Published Decemberr 12, 2023
In the last year, Utah, Arkansas, Louisiana, and Texas passed landmark laws mandating age verification and parental consent for minors to access social media. We have worked with many state legislators to draft principles for this legislation. With America’s youth caught in social media addiction and internet-mediated experiences influencing every part of their lives, parents need tools to control who is talking to and influencing their kids in order to raise them. In response, some Big Tech companies have either lobbied against the bills or tried to carve out exceptions for themselves.
Because of the constitutional, privacy, and practical concerns in having users age verified by tech platforms, we also have argued that legislatures should ensure that “age verification…be both effective and capable of preserving user privacy.” Requiring users to give social media companies more personal information is akin to putting the wolves in charge of the chicken coop. Additionally, online anonymity would be threatened.
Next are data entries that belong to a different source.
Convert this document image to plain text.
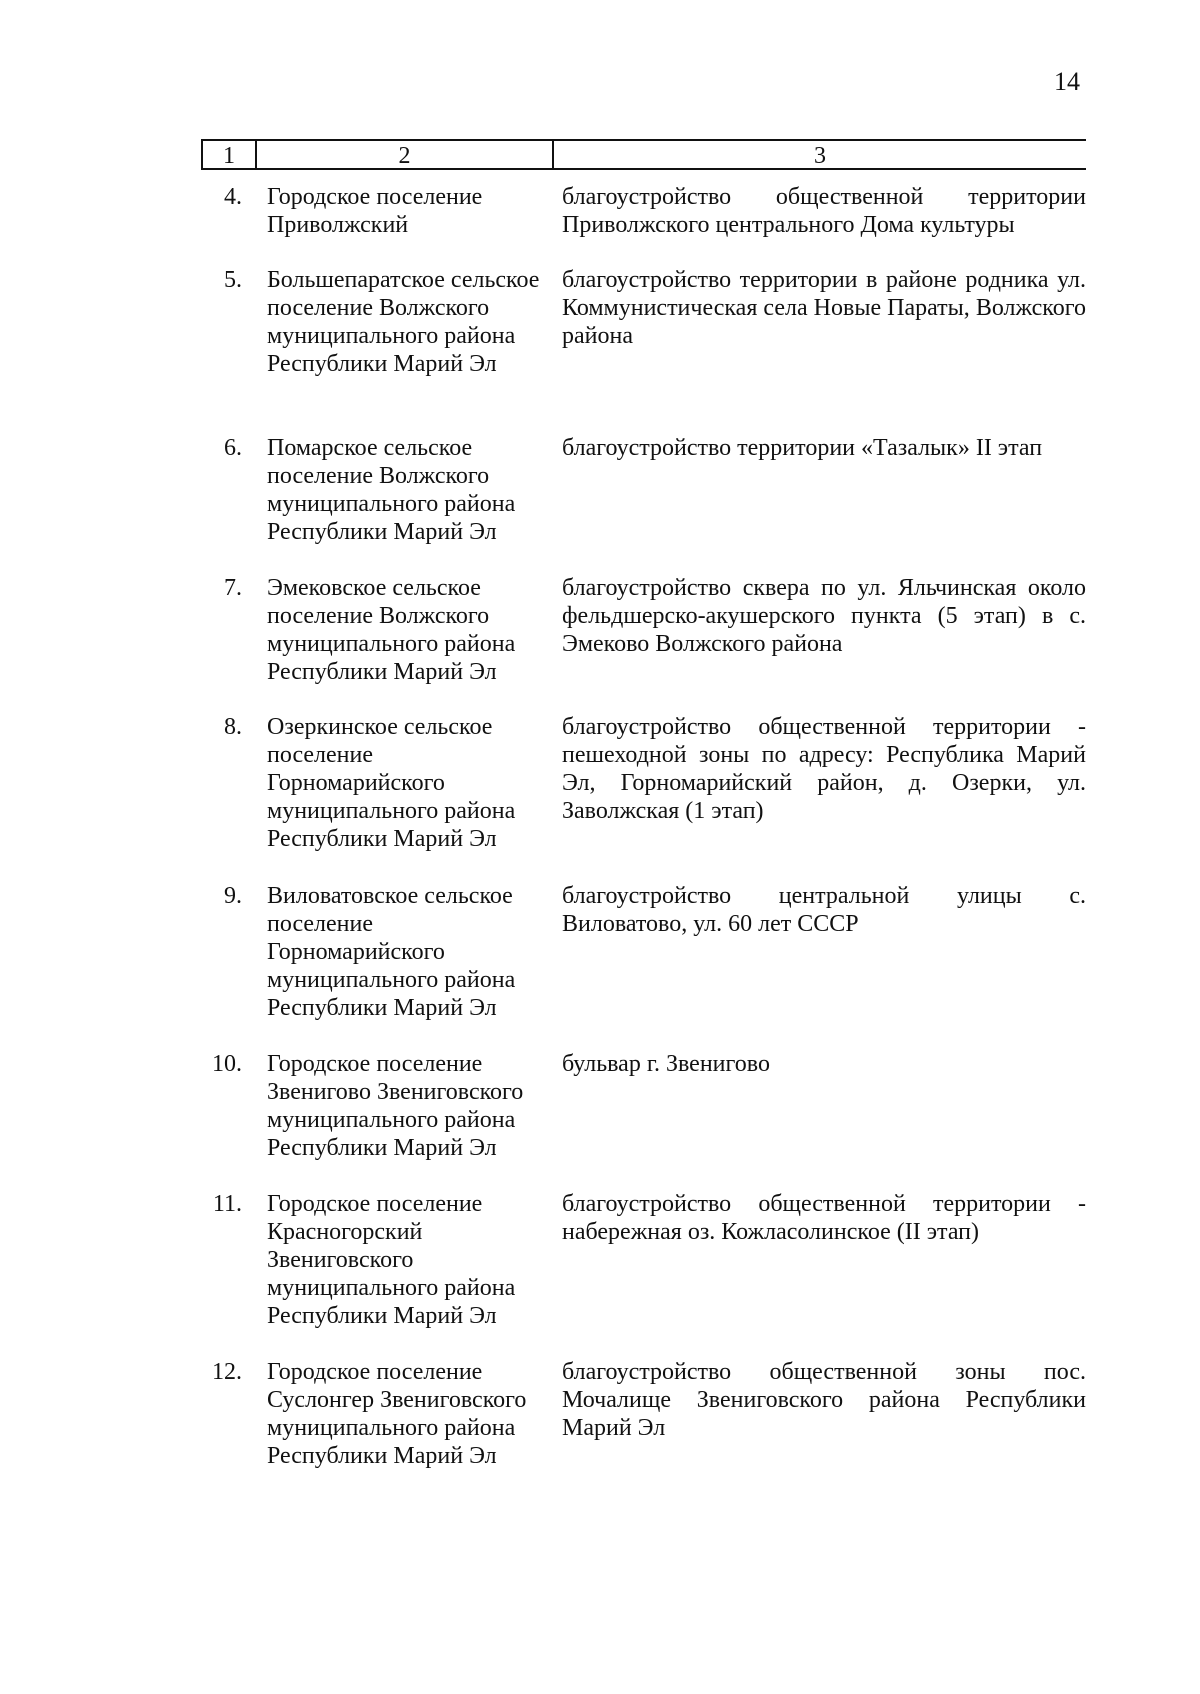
14
1	2	3
4. Городское поселение Приволжский
благоустройство общественной территории Приволжского центрального Дома культуры
5. Большепаратское сельское поселение Волжского муниципального района Республики Марий Эл
благоустройство территории в районе родника ул. Коммунистическая села Новые Параты, Волжского района
6. Помарское сельское поселение Волжского муниципального района Республики Марий Эл
благоустройство территории «Тазалык» II этап
7. Эмековское сельское поселение Волжского муниципального района Республики Марий Эл
благоустройство сквера по ул. Яльчинская около фельдшерско-акушерского пункта (5 этап) в с. Эмеково Волжского района
8. Озеркинское сельское поселение Горномарийского муниципального района Республики Марий Эл
благоустройство общественной территории - пешеходной зоны по адресу: Республика Марий Эл, Горномарийский район, д. Озерки, ул. Заволжская (1 этап)
9. Виловатовское сельское поселение Горномарийского муниципального района Республики Марий Эл
благоустройство центральной улицы с. Виловатово, ул. 60 лет СССР
10. Городское поселение Звенигово Звениговского муниципального района Республики Марий Эл
бульвар г. Звенигово
11. Городское поселение Красногорский Звениговского муниципального района Республики Марий Эл
благоустройство общественной территории - набережная оз. Кожласолинское (II этап)
12. Городское поселение Суслонгер Звениговского муниципального района Республики Марий Эл
благоустройство общественной зоны пос. Мочалище Звениговского района Республики Марий Эл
This is why we have recommended that verification be conducted by a third party in a two-step authentication process, or even more securely by a third party using cryptographic methods like zero-knowledge proofs.
Another simple and straightforward solution that legislators should consider in their efforts to protect kids online is requiring age verification at the device level (as one of us has elaborated on in a recent policy brief from the Ethics and Public Policy Center and Institute for Family Studies). Smartphones serve as children’s main portals to the internet and social media platforms, and yet they have been unaddressed by any laws to date. According to a 2022 Pew Research study, 95 percent of teenagers have access to smartphones.
What’s more, the social networks most popular with America’s youth—TikTok, Instagram, Snapchat, and YouTube Shorts—are all designed to be apps primarily used on smartphones, all of which are accessible through the Apple or Google Play store. Until recently Snapchat was only available as an app on smartphones and tablets, and some other social networks still are. States wanting to go one step further could also tie device verification to additional device requirements, like automatically enabling filters for obscene web content.
Device verification could also make for a more seamless user experience for adults and reduce the potential burden of age verification on adult speech. Currently Apple (iPhone/App Store) and Google (Android/Google Play store) form a duopoly in the smartphone and app store markets, making up over 99 percent of the smartphone market. Most people are using one of these two companies’ devices to access social media. Rather than having users verify their age for every social media platform they want to access, Apple and Google could verify user age on the device once and the device verification could be integrated with social media platforms and other apps or websites with age thresholds, with the added benefit of increased protection of user privacy.
Google and Apple already have the capabilities to conduct such age verification. Both typically require credit cards, a form of age verification, to set up an app store account. Google already requires age verification when there is a change to the original Google ID birth date that would affect the adult status of the user, and Apple’s credit card application process conducts age verification on its device to set up the card. But these companies will not conduct and integrate device verification with other sites and social media platforms voluntarily, because then they would be helping to shoulder the responsibilities of age verification for their competitors, like Meta. They will have to be required to do so by law.
Requiring age verification at the device level, in addition to requirements for social media platforms and adult websites (since smartphones are not the only way that these sites are accessed), would help prevent two enormous companies from avoiding responsibility for their harms to kids. Google managed to exempt YouTube—the most popular app among teenagers—from the Arkansas social media law. Such carveouts should not be tolerated. Some age verification laws will apply to relatively small apps, so it is both fairer and more effective for the smartphone duopoly to have to pay their fair share and be held accountable for their negative effects on kids.
Meta itself, attempting to hold their competitors accountable, recently launched a campaign advocating for app store age verification and parental approval for app downloads for users aged 16 and under. While Meta may not be wrong that protections for children are needed on the devices and in their app stores, any device verification should be a complement to, not a substitute for, verification and consent on the platform level as well.
Device-level age verification, like all verification, would need to be done in a manner which prevents Google and Apple from maintaining or sharing user data. Once Google or Apple verifies age, the company should be required by law to delete any copies of documents, such as a driver’s license or credit card, used in the verification process. The device can instead save the user’s birth date as part of its own ID and generate a “cookie” or “token” from the verification process to subsequently use to communicate to age-gated apps, websites, and platforms that the user satisfies the required age threshold.
For too long, parents, churches, and schools have been fighting for tech platforms to be held accountable for their actions towards our children. Finally, lawmakers are making tools available to help parents protect their kids online. The state laws passed so far requiring parental consent for social media are a big step in the right direction. But legislatures must be smart and impose regulation in the right places, on the right parties, and in a fair way. It is time to open up another front to address the threats to child safety online. The smartphone manufacturers and app distributors that design and sell the main portals by which children access social media and the internet today must also be held responsible.
Clare Morell is a Senior Policy Analyst at the Ethics and Public Policy Center, where she directs EPPC’s Technology and Human Flourishing Project. Prior to joining EPPC, Ms. Morell worked in both the White House Counsel’s Office and the Department of Justice, as well as in the private and non-profit sectors.